Lors de son interrogatoire policier, M. Blanchard a indiqué que le plan consistait à mettre fin aux jours de M. Choquette sur un rang isolé et qu’il avait été payé avec 5000 $ de marijuana pour le faire.

Une dette entre la victime et un ami commun, qui était présent lors du crime, serait à l’origine du différend. Il a également reconnu avoir fait des aveux à deux personnes de son entourage.

«Le but était de l’abattre [NB: Jacques Choquette] et Stéphane Blanchard était la personne désignée pour le tuer parce qu’il possède des armes à feu», a insisté Me Émilie Baril-Côté, de la poursuite.

En cour, l’accusé a plutôt soutenu que le rendez-vous fixé était uniquement destiné à «faire peur» à Jacques Choquette en tirant un coup de carabine à côté de lui. Mais nerveux et se sentant menacé par cet ami commun, il a alors tué Jacques Choquette d’une balle dans la tête.

«Il n’a jamais voulu le pogner, surtout pas à la tête, a dit Me Lambert. Le coup de gâchette est arrivé ben trop vite.»

Selon la défense, il n’y avait «pas de plan de tuer personne ce soir-là». Son client, un homme de peu de mots, n’est d’ailleurs pas le genre à en avoir. «Je le dis en tout respect, Blanchard n’est pas le crayon le plus aiguisé de la boîte.»

Il reconnaît que l’accusé a menti, mais pose la question «à quel moment?». À son interrogatoire policier, Stéphane Blanchard «venait d’avouer un meurtre; le reste, ça n’a pas beaucoup d’importance».

«Lorsqu’on y regarde de plus près, ça fonctionne, a dit Me Lambert. Le doute doit bénéficier à l’accusé. Ça, c’est un verdict d’homicide involontaire.»

«Hésitant et évasif»

Pour sa part, la Couronne a convié le jury à rejeter la version donnée par l’accusé à son procès, rappelant que M. Blanchard était «souriant et détendu» lors de sa rencontre avec le policier — où il avait accepté de faire une déposition complète et assermentée — alors qu’il a été «hésitant et évasif» en contre-interrogatoire à son procès.

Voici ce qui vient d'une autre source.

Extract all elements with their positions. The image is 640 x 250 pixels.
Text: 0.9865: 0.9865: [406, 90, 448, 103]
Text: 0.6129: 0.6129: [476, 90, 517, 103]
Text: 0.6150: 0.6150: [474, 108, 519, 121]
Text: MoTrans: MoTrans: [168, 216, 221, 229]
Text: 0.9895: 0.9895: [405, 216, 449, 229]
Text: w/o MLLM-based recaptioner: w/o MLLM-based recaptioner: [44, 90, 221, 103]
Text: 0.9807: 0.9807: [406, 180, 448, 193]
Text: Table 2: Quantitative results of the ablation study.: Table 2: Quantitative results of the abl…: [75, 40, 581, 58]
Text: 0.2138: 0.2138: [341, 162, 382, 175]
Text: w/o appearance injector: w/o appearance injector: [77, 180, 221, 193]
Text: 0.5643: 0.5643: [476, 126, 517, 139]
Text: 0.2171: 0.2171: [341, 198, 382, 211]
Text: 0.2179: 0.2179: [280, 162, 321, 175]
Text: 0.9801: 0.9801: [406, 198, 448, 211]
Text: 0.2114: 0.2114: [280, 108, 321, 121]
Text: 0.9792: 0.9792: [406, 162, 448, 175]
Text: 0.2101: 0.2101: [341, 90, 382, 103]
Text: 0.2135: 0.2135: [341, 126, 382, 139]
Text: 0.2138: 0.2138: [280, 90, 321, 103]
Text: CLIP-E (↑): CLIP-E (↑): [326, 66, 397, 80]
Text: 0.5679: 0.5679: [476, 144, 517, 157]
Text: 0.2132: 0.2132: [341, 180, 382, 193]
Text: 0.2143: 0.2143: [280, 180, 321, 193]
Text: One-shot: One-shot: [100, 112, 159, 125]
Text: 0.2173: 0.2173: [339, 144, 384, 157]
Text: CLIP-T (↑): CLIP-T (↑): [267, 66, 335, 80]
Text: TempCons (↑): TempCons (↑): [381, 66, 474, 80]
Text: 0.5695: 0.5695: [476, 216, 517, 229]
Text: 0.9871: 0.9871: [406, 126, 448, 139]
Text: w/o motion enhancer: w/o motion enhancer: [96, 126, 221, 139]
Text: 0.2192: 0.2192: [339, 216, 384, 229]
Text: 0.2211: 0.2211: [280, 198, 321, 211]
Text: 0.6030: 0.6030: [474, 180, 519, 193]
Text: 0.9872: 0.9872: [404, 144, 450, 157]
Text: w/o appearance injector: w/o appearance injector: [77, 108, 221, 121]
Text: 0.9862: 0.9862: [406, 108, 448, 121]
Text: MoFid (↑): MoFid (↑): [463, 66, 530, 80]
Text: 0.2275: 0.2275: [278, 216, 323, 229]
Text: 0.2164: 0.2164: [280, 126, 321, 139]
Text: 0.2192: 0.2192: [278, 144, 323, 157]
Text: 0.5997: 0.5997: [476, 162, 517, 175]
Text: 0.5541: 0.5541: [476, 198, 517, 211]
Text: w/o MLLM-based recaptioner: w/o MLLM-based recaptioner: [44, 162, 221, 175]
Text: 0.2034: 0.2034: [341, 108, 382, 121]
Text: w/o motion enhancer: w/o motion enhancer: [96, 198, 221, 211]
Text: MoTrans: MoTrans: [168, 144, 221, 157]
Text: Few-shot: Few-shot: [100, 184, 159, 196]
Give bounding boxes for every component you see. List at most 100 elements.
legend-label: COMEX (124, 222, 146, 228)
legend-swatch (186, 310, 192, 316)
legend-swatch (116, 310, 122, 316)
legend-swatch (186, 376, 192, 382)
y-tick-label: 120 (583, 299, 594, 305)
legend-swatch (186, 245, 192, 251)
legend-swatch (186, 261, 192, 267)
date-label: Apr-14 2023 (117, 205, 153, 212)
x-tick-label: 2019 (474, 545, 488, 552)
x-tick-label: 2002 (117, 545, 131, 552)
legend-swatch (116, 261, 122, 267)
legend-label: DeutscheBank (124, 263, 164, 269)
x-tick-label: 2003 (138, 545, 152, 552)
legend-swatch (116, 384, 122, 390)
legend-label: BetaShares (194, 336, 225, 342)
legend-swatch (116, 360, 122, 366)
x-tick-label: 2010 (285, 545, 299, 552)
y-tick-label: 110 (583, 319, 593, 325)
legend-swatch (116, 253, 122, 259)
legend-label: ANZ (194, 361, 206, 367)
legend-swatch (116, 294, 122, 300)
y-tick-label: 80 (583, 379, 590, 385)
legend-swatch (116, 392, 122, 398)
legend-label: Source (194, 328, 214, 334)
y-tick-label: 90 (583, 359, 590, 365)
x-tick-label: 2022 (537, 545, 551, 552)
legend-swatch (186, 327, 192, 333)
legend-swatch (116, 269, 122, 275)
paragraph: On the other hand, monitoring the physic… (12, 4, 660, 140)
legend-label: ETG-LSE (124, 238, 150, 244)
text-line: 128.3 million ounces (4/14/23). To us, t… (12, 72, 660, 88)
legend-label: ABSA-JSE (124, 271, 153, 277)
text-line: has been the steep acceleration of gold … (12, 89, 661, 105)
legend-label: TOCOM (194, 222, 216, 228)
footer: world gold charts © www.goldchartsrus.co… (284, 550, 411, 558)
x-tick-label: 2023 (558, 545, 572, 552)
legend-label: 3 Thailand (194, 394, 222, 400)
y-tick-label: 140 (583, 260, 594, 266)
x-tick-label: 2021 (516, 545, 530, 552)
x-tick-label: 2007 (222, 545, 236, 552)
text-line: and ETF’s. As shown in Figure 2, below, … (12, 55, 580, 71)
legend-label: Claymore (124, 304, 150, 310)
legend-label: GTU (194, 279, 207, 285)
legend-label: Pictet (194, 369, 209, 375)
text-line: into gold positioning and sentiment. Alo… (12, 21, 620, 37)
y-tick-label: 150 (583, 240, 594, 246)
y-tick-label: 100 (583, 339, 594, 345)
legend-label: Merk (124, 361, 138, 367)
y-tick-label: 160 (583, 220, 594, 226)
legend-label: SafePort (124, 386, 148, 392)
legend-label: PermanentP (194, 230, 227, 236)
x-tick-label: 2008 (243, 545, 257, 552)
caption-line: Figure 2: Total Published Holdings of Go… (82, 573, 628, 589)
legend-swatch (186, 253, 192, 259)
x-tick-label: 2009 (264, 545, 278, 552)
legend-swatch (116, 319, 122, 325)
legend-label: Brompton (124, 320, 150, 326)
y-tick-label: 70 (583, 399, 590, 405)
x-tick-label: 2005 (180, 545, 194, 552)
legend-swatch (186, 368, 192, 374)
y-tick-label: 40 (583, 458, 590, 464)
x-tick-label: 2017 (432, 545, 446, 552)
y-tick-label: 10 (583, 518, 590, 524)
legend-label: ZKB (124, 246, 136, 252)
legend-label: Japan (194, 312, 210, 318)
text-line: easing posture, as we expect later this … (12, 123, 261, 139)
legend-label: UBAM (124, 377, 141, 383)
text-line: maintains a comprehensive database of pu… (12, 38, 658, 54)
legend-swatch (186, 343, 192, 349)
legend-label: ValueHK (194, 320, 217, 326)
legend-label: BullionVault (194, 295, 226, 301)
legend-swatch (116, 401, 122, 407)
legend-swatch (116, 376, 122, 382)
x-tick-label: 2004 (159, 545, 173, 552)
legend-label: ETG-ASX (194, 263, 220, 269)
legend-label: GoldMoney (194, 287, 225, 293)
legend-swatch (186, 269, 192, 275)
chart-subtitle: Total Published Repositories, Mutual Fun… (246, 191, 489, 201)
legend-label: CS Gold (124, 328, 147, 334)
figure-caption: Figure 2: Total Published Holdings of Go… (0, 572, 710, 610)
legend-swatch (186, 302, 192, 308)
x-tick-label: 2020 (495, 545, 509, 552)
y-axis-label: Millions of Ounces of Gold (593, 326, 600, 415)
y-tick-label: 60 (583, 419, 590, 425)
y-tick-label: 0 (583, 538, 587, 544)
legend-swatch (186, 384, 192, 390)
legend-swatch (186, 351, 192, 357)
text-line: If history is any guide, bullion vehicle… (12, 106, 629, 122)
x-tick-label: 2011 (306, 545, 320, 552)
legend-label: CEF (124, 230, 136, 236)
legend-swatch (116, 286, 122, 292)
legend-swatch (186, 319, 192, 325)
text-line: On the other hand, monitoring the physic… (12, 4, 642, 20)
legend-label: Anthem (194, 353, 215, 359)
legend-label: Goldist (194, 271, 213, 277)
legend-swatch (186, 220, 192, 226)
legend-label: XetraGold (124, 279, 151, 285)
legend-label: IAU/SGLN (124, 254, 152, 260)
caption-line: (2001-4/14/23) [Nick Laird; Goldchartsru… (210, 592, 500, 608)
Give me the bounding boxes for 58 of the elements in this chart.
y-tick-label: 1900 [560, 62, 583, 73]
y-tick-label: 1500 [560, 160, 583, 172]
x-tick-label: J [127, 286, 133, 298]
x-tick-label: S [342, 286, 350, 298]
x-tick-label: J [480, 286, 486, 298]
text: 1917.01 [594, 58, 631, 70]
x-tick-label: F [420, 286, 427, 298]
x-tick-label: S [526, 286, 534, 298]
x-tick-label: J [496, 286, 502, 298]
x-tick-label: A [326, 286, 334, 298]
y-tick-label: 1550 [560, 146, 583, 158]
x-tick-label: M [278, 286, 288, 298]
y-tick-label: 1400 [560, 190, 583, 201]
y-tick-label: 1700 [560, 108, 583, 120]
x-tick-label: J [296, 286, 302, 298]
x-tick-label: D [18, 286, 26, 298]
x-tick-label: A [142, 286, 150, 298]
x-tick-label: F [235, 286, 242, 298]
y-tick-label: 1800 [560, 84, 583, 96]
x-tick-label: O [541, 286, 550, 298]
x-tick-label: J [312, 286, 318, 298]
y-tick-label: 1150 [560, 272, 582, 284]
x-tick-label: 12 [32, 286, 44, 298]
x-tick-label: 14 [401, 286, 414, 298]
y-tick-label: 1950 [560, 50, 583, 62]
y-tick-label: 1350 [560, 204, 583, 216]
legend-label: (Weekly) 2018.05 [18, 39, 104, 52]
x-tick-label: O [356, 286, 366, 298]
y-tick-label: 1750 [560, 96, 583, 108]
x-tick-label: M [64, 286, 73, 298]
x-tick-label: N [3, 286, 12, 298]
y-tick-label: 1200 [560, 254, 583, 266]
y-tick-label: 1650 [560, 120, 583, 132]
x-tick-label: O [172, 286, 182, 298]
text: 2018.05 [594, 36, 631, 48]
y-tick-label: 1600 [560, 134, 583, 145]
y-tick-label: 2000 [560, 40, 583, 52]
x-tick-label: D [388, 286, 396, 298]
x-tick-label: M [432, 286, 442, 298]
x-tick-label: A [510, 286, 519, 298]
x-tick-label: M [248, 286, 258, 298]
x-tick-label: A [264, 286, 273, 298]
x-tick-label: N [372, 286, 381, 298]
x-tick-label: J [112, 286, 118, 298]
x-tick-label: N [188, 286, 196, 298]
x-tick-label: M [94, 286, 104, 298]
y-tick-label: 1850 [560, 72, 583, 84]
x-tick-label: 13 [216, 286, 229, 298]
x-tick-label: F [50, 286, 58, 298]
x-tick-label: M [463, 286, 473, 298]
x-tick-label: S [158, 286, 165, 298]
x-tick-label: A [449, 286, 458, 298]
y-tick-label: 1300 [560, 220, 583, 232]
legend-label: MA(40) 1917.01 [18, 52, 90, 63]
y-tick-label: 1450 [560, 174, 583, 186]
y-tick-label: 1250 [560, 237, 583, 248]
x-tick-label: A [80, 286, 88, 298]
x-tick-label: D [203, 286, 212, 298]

L’accusé, Stéphane Blanchard, lors de son interrogatoire policier en 2018.

«A-t-il menti aux policiers ou s’est-il libéré d’un lourd secret?, a demandé Me Émilie Baril-Côté. Pourquoi avoir fait une déclaration des plus incriminantes?»

À l’été 2016, l’accusé, criblé de dettes et sans emploi, «a besoin d’argent», a souligné la poursuite. L’offre qui lui est faite de tuer Jacques Choquette contre 5000 $ était «alléchante». Même il a été déçu que le paiement ait été fait en drogue, qu’il a dû vendre lui-même par la suite.

L’ami commun devenu menaçant, M. Blanchard le connaissait depuis plusieurs années, a dit Me Baril-Côté. Il aurait pu s’enfuir à tout moment. Et si le but n’était que de faire peur à la victime, pourquoi l’accusé a-t-il utilisé son arme la plus vieille et la seule qui n’était pas enregistrée? Et pourquoi l’avoir chargée avec deux balles?

Finalement, comment a-t-il pu atteindre la victime par inadvertance alors qu’il aurait pu tirer n’importe où autour de lui ou dans les airs?

«Le but était de l’abattre [NB: Jacques Choquette] et Stéphane Blanchard était la personne désignée pour le tuer parce qu’il possède des armes à feu, a déclaré Me Baril-Côté. Tout était prévu.»

La victime, Jacques Choquette.

Les registres téléphoniques déposés en preuve par la poursuite illustrent d’ailleurs que l’accusé, l’ami commun et un autre homme accusé dans cette affaire — ceux-ci doivent subir leurs procès séparés en 2021 — avaient échangé 306 communications au début de novembre 2016. «Cela vous amène-t-il à croire qu’il y a eu complot?»

Le juge André Vincent, de la Cour supérieure, doit donner ses directives aux jurés lundi matin, après quoi ils entameront leurs délibérations.